All you’ve ever wanted was a committed, monogamous relationship. One that has exclusivity and a formal title. You want to be with someone who is proud to say that they’re your boyfriend or girlfriend. Then you meet someone who seems perfect for you. They’re willing to give you exclusivity and monogamy, but when it comes to using titles they’re a bit iffy. They don’t want to put a label on what you have. They have their reasons for it, whether they are an aversion to formal titles, the belief that naming something dooms it, or simply a desire to live unconventionally. They’re willing to give you almost everything you want, an exclusive, monogamous, situationship, but not a formally titled “relationship”. With all that in mind…
Should you settle for a situationship instead of a relationship?
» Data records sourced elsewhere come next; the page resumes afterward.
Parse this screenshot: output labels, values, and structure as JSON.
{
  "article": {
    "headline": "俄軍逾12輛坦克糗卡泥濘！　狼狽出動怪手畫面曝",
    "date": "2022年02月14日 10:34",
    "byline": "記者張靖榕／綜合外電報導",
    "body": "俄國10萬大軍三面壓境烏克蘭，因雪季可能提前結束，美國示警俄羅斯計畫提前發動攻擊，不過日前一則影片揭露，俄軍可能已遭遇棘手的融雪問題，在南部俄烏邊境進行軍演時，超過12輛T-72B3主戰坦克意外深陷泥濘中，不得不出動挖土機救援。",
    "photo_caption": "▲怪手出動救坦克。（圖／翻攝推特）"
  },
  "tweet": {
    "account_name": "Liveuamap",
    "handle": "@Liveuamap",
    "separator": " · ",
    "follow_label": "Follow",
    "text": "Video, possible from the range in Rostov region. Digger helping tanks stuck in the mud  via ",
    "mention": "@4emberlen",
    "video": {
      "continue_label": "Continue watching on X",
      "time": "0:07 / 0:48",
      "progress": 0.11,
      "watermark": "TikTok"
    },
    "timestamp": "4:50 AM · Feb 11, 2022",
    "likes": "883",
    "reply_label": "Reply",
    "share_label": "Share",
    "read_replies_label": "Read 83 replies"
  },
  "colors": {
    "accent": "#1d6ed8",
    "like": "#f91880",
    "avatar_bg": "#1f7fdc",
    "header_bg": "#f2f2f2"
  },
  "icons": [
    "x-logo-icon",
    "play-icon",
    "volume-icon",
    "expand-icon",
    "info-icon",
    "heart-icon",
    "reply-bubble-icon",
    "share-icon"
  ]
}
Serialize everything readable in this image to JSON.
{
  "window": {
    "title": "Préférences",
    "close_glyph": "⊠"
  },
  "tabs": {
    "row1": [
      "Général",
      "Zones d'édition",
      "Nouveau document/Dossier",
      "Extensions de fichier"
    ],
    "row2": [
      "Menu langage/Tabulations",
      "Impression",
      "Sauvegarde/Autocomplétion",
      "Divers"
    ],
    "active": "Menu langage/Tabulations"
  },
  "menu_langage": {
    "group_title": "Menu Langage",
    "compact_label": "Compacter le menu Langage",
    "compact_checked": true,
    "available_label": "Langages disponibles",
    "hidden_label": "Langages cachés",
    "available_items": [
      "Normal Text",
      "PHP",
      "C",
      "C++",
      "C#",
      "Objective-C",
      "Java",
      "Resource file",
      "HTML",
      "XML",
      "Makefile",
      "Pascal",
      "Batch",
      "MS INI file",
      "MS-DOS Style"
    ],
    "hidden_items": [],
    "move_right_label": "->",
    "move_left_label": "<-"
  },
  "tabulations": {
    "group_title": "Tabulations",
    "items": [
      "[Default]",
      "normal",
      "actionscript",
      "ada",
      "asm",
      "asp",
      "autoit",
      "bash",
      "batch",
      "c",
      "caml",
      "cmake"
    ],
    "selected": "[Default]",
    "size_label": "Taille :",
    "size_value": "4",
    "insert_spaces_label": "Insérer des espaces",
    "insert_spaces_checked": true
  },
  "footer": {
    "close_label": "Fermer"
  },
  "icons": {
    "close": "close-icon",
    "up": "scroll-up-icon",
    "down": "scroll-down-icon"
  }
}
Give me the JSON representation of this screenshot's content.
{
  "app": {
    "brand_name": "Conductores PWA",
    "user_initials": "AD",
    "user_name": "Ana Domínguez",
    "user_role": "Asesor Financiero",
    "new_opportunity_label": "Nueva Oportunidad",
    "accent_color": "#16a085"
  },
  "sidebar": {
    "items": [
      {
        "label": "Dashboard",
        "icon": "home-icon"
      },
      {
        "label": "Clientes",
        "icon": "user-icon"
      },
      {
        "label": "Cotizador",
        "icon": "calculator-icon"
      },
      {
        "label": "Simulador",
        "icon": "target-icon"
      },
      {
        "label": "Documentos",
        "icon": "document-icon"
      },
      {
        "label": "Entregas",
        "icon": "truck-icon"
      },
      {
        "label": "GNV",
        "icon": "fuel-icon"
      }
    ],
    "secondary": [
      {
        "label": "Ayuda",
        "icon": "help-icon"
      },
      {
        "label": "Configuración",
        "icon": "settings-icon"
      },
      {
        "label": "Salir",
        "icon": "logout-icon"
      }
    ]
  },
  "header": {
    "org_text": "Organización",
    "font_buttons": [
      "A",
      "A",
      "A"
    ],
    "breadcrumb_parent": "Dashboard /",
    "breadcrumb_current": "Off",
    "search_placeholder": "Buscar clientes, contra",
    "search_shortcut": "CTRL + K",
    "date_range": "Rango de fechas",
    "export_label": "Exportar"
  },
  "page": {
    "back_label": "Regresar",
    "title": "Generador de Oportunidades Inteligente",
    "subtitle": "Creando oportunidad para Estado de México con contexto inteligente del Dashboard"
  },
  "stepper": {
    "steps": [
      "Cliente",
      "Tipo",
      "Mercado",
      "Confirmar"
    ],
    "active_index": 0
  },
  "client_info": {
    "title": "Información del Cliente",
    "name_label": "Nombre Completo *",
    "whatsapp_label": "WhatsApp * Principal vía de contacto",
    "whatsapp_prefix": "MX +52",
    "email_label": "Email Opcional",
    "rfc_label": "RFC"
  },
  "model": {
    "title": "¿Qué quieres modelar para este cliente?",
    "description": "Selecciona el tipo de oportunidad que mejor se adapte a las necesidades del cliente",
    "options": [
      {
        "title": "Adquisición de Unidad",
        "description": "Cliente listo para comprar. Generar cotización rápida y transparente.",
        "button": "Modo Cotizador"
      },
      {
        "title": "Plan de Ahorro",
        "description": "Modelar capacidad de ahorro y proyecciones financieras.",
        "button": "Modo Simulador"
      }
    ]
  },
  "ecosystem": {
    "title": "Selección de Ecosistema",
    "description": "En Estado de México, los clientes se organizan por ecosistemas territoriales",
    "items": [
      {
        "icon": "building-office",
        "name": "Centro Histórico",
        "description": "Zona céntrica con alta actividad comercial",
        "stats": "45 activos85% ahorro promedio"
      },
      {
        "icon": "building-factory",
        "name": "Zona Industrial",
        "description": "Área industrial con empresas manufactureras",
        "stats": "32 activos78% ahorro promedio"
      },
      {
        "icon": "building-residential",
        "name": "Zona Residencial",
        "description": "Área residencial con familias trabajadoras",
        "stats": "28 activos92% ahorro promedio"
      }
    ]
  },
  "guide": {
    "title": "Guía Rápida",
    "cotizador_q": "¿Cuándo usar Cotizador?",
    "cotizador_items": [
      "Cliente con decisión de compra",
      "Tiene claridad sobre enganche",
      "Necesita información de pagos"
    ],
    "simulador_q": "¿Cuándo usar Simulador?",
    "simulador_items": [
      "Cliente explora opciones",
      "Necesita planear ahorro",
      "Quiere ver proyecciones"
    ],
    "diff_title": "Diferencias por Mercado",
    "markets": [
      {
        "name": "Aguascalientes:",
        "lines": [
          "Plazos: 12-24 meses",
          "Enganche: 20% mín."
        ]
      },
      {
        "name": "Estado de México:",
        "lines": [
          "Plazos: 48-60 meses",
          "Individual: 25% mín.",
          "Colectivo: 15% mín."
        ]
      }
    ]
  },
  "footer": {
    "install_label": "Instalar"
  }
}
The answer is no. No you shouldn’t. Here’s why:
I know that for many people it will sound like I’m being pedantic. If you have everything you need in a relationship, minus the formal title, surely that’s enough? I would disagree.
Words and titles, and how we refer to people have a certain amount of power, and a person’s unwillingness to use certain words or titles to describe you says a lot. Calling someone your friend implies something to people, whereas calling them your partner implies something else entirely. To say that having everything you need in a relationship except a title should be enough would be to discount the importance of those titles. Titles like boyfriend or girlfriend (and especially husband or wife) carry weight, because they are signifiers of the level of commitment we have with someone and those symbols are important.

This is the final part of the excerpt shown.